Turkey restricts planned caesarean deliveries, MP protests at latest assault on women's rights

Turkey restricts planned caesarean deliveries, MP protests at latest assault on women's rights
Turkey’s health ministry advises women to avoid a C-section unless it is a necessity.
By Akin Nazli in Belgrade April 23, 2025

Turkey’s health ministry has banned planned caesarean (C-section) deliveries at private health clinics, according to a regulation published on April 19 in the Official Gazette.

“Planned caesarean deliveries cannot be executed at private health clinics,” reads text in paragraph eight, article six in the 40-article regulation.

After the development was publicised by the media, "Are caesareans banned?" searches on Google boomed in Turkey.

Broader effort

The move is an aspect of the Turkish government’s ongoing efforts to promote vaginal births, local news portal bianet reported on April 21.

The ban is part of a broader effort to exert control over women’s bodies, according to Aylin Nazliaka, a main opposition Republican People’s Party (CHP) MP.

"Political violence"

“Those who put their political interests above all else are subjecting women to political violence,” Nazliaka told local daily Cumhuriyet.

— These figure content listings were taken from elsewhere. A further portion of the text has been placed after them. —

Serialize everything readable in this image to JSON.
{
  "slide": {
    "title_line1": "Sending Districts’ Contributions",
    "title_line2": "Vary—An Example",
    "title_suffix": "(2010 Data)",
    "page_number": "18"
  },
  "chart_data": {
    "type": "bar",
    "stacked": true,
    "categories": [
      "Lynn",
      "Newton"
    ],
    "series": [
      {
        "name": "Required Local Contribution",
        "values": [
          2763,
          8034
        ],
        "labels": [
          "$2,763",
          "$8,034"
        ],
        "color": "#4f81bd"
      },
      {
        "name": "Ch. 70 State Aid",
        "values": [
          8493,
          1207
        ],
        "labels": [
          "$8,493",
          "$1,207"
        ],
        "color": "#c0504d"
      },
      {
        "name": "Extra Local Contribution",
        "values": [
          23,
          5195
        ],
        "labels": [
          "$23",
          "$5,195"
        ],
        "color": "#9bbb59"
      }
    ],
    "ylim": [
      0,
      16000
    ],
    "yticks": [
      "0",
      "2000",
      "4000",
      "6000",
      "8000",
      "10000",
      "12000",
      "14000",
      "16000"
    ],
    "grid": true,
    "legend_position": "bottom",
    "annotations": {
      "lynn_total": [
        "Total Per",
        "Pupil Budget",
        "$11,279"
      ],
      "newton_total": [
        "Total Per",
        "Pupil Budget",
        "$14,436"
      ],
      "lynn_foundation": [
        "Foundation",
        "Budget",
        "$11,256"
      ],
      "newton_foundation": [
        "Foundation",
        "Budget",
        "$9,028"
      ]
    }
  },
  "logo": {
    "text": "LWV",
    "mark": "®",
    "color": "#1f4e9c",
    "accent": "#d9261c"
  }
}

“This mentality, which tags caesareans as ‘unnecessary’ and imposes vaginal birth, sees women as nothing more than birth machines,” Nazliaka added.

“My body, my choice”

In terms of having children, women alone should decide when, how, where and how many, according to the MP.

Poorer women hit harder

The ban will hit women in rural areas harder as they have access to only private clinics, the MP has also said.

Not about ensuring health

“This is not about ensuring healthy births. It’s about starting to restrict cesarean deliveries,” Ayse Gultekingil, a member of the women’s health committee at Turkish Medical Association (TTB), has told another local news portal T24.

Wider ban?

Women will now turn to private hospitals in attempts at dancing around the ban, while it is not yet known whether the ban will eventually be extended to these hospitals, according to Gultekingil.

Men’s interest

As part of the government’s vaginal birth campaign, Sivasspor football team on April 13 carried a banner that suggested: “Vaginal birth is the natural way”.

Photo: Group of guys teach women that "vaginal birth is the natural way".

Men’s interest in women’s decisions is not limited to Turkey. The World Health Organization (WHO) advises that 15% of total deliveries at most should be by caesarean.

The world rate rose from 7% in 1990 to 21% in 2021. In Turkey, it climbed from the 20%s in the early 2000s to 61% in 2023.